The report also tracks how much the financial institutions spent on companies that had fossil fuel expansion plans, according to the Global Oil and Gas Exit List and the Global Coal Exit List. The banks spent $3.3 trillion since 2016 and $347.5 billion in 2023 alone on these companies, or nearly half of total expenditures. Report co-author April Merleaux, research and policy manager at Rainforest Action Network, called the 2023 expansion finance figure “dangerous and inconsistent with real climate commitments.”

Overall, Citibank has spent the most on fossil fuel expansion since 2016 at $204 billion, while JPMorgan was the top funder of expansion in 2023 with $19.3 billion.

“As this report is worth nothing if it doesn’t turn into action, we call on the banks to finally become fossil free banks, and on the wider climate justice movement to use this data to mobilize for a fossil free banking world.”

The researchers also looked at what fossil fuel companies and activities the banks were financing. All told, they considered funding to 4,228 companies.

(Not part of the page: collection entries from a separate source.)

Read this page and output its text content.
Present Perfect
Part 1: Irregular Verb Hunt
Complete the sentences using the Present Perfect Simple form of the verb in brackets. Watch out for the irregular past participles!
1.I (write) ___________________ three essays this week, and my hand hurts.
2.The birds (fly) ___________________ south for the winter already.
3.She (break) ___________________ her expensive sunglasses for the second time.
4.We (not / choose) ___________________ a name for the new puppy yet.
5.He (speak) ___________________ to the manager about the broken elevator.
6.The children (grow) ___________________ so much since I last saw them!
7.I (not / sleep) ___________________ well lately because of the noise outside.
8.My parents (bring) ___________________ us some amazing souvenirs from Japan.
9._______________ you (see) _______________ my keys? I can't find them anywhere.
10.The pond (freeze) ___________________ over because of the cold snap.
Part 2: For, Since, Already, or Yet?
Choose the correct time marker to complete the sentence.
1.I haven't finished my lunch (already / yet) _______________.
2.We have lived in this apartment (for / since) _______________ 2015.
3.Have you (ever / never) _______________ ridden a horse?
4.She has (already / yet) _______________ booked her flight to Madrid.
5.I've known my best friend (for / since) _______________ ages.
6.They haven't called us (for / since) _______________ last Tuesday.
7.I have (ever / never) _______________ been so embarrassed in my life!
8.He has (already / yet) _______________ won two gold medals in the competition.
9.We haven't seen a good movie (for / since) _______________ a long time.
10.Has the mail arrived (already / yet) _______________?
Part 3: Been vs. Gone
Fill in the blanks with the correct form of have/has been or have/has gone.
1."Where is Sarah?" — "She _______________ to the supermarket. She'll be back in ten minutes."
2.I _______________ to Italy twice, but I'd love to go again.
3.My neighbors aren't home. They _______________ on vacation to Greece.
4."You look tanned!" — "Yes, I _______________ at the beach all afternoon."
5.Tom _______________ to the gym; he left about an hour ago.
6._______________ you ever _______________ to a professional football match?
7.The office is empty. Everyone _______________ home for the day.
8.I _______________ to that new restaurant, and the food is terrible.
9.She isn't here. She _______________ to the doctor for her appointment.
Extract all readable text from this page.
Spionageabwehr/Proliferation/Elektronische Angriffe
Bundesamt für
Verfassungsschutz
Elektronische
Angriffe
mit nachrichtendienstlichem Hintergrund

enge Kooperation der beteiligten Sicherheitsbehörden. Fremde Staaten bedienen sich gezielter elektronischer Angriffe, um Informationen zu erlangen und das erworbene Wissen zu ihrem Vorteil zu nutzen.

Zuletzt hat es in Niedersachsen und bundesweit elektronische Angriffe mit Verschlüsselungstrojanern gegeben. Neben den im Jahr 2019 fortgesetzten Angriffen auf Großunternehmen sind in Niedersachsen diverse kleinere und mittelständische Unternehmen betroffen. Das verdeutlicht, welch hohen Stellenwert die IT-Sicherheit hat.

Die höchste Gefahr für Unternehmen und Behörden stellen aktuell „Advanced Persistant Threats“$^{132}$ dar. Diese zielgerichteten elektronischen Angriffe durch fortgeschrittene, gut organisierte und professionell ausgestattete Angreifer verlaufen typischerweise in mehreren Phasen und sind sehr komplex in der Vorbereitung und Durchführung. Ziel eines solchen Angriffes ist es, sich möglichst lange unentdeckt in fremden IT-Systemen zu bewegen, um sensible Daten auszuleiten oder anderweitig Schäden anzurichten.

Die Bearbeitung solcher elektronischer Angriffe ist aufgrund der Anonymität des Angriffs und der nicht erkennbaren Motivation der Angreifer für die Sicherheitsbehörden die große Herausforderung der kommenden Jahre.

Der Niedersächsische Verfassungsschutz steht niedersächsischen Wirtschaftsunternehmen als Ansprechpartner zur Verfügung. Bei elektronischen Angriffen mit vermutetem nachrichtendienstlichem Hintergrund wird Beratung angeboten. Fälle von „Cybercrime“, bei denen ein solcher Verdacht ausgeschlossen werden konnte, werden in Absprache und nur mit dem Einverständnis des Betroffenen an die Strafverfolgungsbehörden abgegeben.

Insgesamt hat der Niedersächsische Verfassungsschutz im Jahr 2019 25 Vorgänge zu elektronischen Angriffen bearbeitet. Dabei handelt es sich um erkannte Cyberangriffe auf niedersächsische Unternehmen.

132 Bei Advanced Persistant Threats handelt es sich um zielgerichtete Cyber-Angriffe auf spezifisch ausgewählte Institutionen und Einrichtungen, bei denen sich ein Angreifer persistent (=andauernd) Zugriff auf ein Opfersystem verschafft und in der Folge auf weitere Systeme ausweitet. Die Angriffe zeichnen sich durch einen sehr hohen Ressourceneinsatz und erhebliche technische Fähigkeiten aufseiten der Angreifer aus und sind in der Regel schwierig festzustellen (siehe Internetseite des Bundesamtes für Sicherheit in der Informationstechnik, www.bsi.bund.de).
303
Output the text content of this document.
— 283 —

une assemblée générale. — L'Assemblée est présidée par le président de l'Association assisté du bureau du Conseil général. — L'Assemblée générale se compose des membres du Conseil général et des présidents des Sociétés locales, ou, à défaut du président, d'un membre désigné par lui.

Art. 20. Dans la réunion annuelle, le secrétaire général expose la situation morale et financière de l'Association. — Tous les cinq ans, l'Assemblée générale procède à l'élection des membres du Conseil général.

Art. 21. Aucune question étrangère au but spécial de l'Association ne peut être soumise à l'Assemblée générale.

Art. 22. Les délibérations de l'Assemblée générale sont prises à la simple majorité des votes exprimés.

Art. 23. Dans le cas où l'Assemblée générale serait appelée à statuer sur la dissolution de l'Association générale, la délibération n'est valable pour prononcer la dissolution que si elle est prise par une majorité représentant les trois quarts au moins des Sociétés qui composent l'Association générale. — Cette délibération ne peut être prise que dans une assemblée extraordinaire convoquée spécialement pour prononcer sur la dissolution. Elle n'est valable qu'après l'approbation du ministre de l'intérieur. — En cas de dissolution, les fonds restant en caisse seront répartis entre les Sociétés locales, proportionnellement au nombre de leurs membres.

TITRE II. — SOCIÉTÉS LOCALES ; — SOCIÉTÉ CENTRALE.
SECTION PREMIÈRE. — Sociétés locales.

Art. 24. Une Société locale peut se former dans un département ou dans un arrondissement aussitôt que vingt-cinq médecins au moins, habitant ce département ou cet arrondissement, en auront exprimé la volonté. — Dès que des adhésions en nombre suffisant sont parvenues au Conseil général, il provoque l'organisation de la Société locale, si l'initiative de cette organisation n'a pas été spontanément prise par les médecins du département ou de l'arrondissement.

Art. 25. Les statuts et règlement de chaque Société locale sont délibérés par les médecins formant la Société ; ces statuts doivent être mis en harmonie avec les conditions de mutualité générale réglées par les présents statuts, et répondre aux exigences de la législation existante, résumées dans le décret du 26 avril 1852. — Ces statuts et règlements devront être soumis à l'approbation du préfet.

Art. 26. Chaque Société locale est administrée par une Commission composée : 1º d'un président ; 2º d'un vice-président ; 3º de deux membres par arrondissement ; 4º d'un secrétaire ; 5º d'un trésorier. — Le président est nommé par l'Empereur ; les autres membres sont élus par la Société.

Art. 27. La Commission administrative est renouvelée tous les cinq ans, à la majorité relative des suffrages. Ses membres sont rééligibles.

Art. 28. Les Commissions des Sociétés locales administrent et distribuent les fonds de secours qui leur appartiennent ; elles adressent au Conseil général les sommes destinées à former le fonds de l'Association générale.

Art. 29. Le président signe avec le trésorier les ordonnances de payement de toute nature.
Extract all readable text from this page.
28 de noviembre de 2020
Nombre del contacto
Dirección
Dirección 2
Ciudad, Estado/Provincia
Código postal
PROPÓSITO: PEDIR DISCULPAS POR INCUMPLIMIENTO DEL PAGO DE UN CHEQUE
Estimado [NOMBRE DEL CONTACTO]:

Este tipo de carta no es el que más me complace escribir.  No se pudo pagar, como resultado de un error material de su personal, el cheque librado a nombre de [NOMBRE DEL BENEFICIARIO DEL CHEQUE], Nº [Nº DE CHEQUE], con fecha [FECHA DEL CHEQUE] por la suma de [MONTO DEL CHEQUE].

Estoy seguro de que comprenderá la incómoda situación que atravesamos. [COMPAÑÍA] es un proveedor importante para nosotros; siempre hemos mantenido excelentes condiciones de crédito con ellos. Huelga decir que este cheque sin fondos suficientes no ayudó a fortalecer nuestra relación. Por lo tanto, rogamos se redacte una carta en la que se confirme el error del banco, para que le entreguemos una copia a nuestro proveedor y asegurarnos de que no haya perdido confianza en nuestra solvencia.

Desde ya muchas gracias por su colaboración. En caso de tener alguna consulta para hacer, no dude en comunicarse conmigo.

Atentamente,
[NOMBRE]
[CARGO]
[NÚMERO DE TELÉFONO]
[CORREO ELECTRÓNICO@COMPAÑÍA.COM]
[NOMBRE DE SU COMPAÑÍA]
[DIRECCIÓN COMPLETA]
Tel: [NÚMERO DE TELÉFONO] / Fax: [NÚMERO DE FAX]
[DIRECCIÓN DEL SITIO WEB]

Clients with major expansion plans in 2023 included the pipeline companies Enbridge, TC Energy Corp, and Sempra as well as NextDecade Corp and Rio Grande Valley LNG, which are developing new liquefied natural gas (LNG) export capacity.

Fossil fuel financing did decrease in 2023, down from $778.7 billion in 2022.

“The trend of decreased financing from traditional banks to fossil fuel companies is good news, tempered by the reality that financing for fossil fuel expansion should be zero,” the report authors wrote. “But there is little evidence that the decline is driven by voluntary commitments by the banks, especially given the policy rollbacks among major banks.”

Indeed, in 2023, Bank of America rolled back commitments to not fund Arctic drilling, thermal coal, or coal-fired plants. Instead, the report authors suggested the downturn in finance was due to external economic and geopolitical factors.

“Unless banks take action to rule out finance for such clients, the decline may not be permanent,” they warned.

When it came to the funding of individual high-risk fossil fuel activities, funding for overall expansion, fracking, tar sands, coal- and gas-power plants, and Amazon, Arctic, and deepwater oil and gas all declined. At the same time, funding for metallurgical coal, coal mining, and methane LNG all increased, with LNG funding rising from $116 billion in 2022 to $121 billion in 2023.

“In a year with record climate impacts, I am shocked to see financing for any category of fossil fuels increase. And yet in 2023 this report shows a big increase in financing to companies developing methane gas terminals and related infrastructure,” Merleaux said. “Banks should be listening to those on the frontlines and stepping away from these projects.”

This year the report — which is a collaboration between Rainforest Action Network; BankTrack; the Center for Energy, Ecology, and Development; Indigenous Environmental Network; Oil Change International; Reclaim Finance; Sierra Club; and Urgewald — features updated methodology that primary sources revealing the role of banks in corporate financial deals. The banks were given a chance to review the data and respond.

“Wall Street’s top concern is its profit. Our top concerns are the climate and human rights. Banks that profit from climate chaos invent new greenwash every year, but we have the receipts that show how much money they put into fossil fuels,” Merleaux said. “Our new methodology uncovers previously unreported details on banks’ support for fossil fuels and gives campaigners new tools to hold them accountable.”

Accountability is the report’s main goal, according to co-author Diogo Silva, who leads the banks and climate campaign at BankTrack.

“As this report is worth nothing if it doesn’t turn into action, we call on the banks to finally become fossil free banks, and on the wider climate justice movement to use this data to mobilize for a fossil free banking world,” Silva said. “Later might just be too late. Fossil banks, no thanks!”